The price of gold, in addition to oscillating due to Europes travails, fluctuated yesterday following the public release of the prepared statement Federal Reserve Chairman Ben Bernanke was scheduled to present at a Capitol Hill hearing that was postponed due to poor weather. In the statement, the Chairman
Bernanke began to outline the long-anticipated exit strategy for unwinding the unprecedented array of special liquidity programs the Federal Reserve instituted in order to combat the global credit contraction.
While reiterating that economic conditions are likely to warrant exceptionally low levels of the federal funds rate for an extended period, Bernanke described a few of the policy tools the Fed can employ to check inflationary expectations as the economy recovers and strengthens.
One such policy tool is the payment of interest on bank reserves, an option not available to the Fed before October 2008. Increasing the rate paid on reserves would reduce the supply of credit through the banking system and dampen credit demand by effectively raising rates on other financing instruments. Another policy tool would be the use of reverse repurchase agreements, which the Fed has used at times before to drain reserves from the banking system, albeit never before on the scale that would be necessary to achieve the reserve reduction requirements that now faces the Fed.
The central bank is also developing an instrument similar to certificates of deposit for member banks, which would convert reserves into deposits - but could not be used to count toward reserve balances. Bernankes statement noted that these policy tools could be deployed in concert to drain hundreds of billions of dollars of excess liquidity form the banking system in a short period of time.
The implications for the U.S. dollar and the gold price in implementing an exit strategy depend on both how effectively the Feds new tools work as well as the markets confidence that the policy objectives are achievable. If the market has the confidence that the Fed will be able to effectively drain the systems excess reserves and unwind its $2.3 trillion balance sheet, then the U.S. dollar would likely rally and the gold price could be expected to come under pressure.
Any divergence from the current ultra-easy monetary policy has the potential to alter inflationary expectations enough to stall the current gold bull market and usher in a period of volatility until visibility over the direction and efficacy of Fed policy improves.
But having a plan and executing it effectively are two different things. The Federal Reserve and Chairman Bernanke are walking a tightrope between unleashing a fierce tsunami of price inflation down the road if it is too restrained in checking excess liquidity as the economy heats up, and choking off the recovery and plunging the country back into recession if it is too aggressive. If the economy dips again, the past eighteen months have demonstrated the lengths central bankers and politicians will go to liquefy the system.

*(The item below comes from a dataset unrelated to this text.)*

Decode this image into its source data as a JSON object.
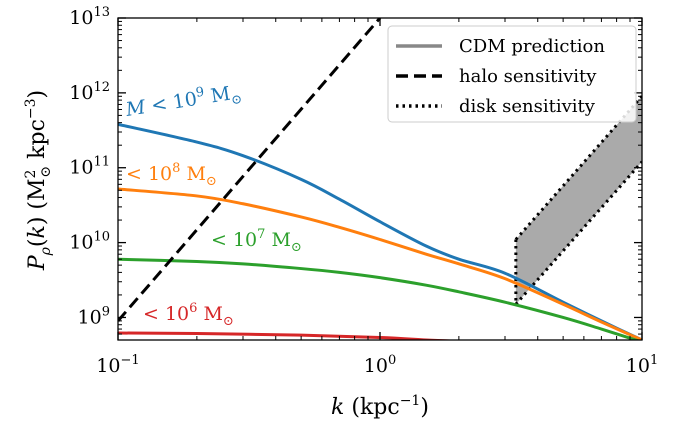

The most anticipated information for market watchers and investors was missing from the Chairmans testimony: when the exit strategy will commence. For now, the Fed is sticking with its nearly year-old language of for an extended period in reference to the committees zero rate policy. Furthermore, no exit is in sight for unwinding the toxic assets purchased under the Feds quantitative easing programs.
Without guidance as to the timing of the exit strategy, the markets may very well revert to the previous trend of upside price action in assets that benefit from U.S. dollar depreciation. The
gold price and the shares of gold mining producers would fall into this category. Despite the 10-week sell-off in the gold price, the global macroeconomic situation remains favorable - and until talk becomes action, gold bulls remain in the drivers seat.